Mais en ce moment, les actions des sociétés pharmaceutiques sont tellement peu dispendieuses, que même en soustrayant 2 à 5% aux bénéfices, les titres demeurent encore très attrayants, considère le gestionnaire.

«C'est un super bon moment pour investir dans les pharmaceutiques», dit M. Adam. Les actions se négocient à environ 12 fois les bénéfices par action prévus en 2010, ce qui fait que les titres sont à rabais d'environ 35% par rapport à l'ensemble des titres de l'indice américain S&P 500. «C'est une escompte extraordinaire!» affirme M. Adam.

Pharma : 10 ans de galère

Les investisseurs ont déserté le secteur pharmaceutique après une décennie de frustrations.

Depuis 10 ans, le secteur mondial des soins de santé a progressé de seulement 0,8% par année (rendement de l'indice MSCI annuel composé, en monnaie locale).
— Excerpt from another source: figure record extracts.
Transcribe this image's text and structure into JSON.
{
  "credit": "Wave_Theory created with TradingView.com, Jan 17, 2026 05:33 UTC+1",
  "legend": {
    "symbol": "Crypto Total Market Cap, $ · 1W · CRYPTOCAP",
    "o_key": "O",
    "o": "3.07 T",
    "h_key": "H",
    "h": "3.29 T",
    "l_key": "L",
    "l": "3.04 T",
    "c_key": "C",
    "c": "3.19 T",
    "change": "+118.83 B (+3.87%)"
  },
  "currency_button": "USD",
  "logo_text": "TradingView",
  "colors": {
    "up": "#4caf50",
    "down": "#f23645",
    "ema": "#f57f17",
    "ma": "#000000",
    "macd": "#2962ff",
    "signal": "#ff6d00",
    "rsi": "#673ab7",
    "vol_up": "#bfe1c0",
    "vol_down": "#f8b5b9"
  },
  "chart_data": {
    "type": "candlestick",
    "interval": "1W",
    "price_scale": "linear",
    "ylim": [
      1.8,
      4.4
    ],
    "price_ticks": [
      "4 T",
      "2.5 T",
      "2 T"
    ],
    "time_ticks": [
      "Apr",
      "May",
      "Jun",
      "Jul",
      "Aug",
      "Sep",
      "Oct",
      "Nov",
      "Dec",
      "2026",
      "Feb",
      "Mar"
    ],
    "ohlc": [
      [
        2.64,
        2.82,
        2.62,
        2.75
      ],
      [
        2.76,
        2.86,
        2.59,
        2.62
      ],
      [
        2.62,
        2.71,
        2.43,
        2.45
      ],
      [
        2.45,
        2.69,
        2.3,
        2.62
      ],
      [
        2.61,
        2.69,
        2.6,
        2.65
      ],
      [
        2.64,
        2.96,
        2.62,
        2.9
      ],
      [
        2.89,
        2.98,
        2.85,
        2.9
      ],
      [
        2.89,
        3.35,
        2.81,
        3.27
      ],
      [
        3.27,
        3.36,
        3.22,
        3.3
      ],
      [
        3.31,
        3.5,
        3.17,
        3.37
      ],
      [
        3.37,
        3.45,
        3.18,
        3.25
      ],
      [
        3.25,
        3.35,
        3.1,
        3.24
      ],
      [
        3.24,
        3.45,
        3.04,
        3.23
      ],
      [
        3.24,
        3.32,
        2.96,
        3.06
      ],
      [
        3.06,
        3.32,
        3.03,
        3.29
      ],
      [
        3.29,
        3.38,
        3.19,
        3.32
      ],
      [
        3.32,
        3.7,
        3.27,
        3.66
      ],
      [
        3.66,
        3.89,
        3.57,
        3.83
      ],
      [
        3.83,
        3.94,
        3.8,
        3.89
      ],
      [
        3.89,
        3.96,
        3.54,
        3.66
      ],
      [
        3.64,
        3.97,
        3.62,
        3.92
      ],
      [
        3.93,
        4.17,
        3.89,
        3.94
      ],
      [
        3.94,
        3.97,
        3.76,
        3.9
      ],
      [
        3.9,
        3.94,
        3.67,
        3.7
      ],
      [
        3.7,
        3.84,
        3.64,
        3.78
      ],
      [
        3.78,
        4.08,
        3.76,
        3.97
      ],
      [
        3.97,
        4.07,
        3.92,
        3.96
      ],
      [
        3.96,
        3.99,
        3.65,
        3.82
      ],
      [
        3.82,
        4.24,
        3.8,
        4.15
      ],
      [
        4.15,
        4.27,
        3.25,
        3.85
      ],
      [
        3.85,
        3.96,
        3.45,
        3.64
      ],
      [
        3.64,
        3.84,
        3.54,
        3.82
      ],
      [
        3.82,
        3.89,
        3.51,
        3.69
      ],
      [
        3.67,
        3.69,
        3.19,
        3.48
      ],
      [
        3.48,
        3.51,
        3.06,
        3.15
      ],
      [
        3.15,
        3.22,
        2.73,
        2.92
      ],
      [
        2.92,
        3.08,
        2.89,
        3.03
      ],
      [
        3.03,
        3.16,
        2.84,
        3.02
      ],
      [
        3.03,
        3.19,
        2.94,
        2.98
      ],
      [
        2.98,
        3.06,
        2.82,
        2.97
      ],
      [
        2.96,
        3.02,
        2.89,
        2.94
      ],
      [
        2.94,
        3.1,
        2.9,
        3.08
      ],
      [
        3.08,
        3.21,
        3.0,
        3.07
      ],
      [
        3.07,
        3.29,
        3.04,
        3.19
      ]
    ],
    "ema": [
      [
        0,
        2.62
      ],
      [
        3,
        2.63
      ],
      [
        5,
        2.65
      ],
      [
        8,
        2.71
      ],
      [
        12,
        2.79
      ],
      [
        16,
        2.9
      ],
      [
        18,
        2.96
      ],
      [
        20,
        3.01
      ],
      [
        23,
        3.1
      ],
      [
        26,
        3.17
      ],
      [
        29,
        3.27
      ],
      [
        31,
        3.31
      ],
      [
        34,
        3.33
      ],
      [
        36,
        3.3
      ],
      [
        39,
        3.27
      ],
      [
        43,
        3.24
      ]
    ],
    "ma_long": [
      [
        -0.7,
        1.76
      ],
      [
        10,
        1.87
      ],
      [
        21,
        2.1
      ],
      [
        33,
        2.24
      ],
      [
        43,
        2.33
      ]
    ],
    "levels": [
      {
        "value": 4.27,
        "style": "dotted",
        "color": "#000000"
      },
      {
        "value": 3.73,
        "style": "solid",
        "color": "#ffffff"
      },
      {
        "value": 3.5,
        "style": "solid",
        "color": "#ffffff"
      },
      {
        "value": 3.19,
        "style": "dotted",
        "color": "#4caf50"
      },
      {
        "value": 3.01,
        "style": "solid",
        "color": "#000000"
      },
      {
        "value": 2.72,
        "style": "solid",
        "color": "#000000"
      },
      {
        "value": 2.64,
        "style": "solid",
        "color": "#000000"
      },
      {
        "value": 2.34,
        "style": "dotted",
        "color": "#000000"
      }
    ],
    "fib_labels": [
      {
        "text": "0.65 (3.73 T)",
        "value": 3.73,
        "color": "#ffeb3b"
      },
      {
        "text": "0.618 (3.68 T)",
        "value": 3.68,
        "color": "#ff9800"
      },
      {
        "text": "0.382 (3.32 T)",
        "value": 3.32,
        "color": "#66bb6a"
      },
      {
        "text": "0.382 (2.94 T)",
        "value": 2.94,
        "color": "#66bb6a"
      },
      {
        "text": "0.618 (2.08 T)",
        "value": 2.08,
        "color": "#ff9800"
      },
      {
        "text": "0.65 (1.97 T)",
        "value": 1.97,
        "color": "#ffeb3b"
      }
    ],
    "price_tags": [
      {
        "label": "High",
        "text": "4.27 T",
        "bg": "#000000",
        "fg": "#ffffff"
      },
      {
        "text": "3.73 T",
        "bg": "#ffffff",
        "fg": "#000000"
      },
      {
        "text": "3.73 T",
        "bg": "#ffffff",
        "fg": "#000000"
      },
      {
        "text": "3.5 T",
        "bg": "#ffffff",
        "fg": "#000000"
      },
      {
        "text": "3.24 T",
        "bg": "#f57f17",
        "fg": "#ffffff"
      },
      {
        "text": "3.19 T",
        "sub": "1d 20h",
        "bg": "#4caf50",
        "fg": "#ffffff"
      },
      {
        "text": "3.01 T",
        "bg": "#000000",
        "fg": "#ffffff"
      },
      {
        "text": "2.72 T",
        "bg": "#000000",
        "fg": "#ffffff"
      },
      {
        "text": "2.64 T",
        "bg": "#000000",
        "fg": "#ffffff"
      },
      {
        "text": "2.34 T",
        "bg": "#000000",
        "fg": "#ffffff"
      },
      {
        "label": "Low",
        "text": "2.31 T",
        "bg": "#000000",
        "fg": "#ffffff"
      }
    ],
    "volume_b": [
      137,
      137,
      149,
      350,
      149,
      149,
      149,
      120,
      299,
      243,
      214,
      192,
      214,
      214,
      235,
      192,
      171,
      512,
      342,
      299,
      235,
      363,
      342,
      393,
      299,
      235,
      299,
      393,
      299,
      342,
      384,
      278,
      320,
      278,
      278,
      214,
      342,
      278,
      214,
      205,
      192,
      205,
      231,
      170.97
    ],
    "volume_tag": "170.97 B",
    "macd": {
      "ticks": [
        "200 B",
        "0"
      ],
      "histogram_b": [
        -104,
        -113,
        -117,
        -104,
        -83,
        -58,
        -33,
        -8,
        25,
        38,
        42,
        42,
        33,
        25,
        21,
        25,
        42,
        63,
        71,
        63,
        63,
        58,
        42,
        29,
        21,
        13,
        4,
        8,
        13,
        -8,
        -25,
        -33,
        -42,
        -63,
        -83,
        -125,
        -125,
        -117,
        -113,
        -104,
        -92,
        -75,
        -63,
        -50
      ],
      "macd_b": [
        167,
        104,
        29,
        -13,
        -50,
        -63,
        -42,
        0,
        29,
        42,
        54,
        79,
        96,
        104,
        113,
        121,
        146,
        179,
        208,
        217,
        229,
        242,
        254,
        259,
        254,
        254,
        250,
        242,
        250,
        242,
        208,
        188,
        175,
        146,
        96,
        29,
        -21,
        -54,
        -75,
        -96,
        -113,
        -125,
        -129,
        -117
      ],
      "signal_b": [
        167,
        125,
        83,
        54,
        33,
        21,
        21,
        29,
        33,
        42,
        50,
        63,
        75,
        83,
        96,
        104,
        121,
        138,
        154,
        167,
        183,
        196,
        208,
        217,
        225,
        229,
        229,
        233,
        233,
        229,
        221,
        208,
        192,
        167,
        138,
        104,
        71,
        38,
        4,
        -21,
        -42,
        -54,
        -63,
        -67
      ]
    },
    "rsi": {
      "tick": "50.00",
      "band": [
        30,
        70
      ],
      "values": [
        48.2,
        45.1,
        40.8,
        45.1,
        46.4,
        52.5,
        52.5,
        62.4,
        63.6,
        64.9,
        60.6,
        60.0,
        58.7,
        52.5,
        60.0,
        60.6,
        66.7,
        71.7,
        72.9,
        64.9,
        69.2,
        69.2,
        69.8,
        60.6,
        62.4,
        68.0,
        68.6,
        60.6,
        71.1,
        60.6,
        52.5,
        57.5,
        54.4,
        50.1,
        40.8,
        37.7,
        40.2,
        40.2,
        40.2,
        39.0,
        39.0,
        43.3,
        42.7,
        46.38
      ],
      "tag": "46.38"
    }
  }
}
C'est quand même mieux que l'ensemble des Bourses de la planète qui ont reculé de 2,8% par an (MSCI Monde).

Les pharmas ont mis du temps à purger leurs excès boursiers des années 90... Prenons le fabricant d'équipement médical Medtronic. La société a connu une belle croissance depuis 10 ans : ses revenus ont triplé et ses profits avant impôt ont doublé, indique M. Rizk.

Mais à la Bourse, son action a fait patate : le titre a baissé de 55 $US en 2000 à 45 $US aujourd'hui. Son ratio cours/bénéfice est revenu sur terre. En 2000, les investisseurs étaient prêts à payer jusqu'à 60 fois les profits. Maintenant, l'action se transige à un multiple de 14 fois les profits.

Et puis, les pharmas ont reçu plusieurs tuiles, durant les années 2000. L'industrie a été secouée par des poursuites, notamment pour le Vioxx que Merck a dû retirer des tablettes, en 2004, après avoir réalisé que son anti-inflammatoire pouvait créer des problèmes cardiaques.

Aussi, une série de brevets sont arrivés à échéance. Par exemple, le brevet du Zolof (dépression, anxiété) qui représentait des ventes de 3,3 milliards $US pour Pfizer, est tombée en 2006. L'année suivante, la société a perdu le brevet du Norvasc (haute pression) qui lui amenait des ventes de 4,7 milliards $US, rappelle M. Adam.

Et en 2011, le brevet du Lipitor, le médicament le plus vendu au monde, arrivera à terme. Les ventes de 13 milliards US représentaient plus du quart du chiffre d'affaires de Pfizer, avant la fusion avec sa rivale Wyeth... qui lui permettra justement de diversifier les revenus.

Mais le vent commence à tourner. La vague d'échéance de brevet se terminera d'ici deux ans. Et les sociétés ont des médicaments prometteurs dans leur pipeline, estiment les gestionnaires.

«La thèse n'a pas changée, pour les soins de santé. Les moteurs sont l'innovation, le vieillissement de la population, l'urbanisation qui rend les gens plus sédentaires et accentue les problèmes d'obésité», énumère M. Rizk.

La grande différence : en 2000, tout allait bien, mais l'environnement ne pouvait que se détériorer. Maintenant, c'est l'inverse : le climat est morose, mais les titres sont redevenus bon marché.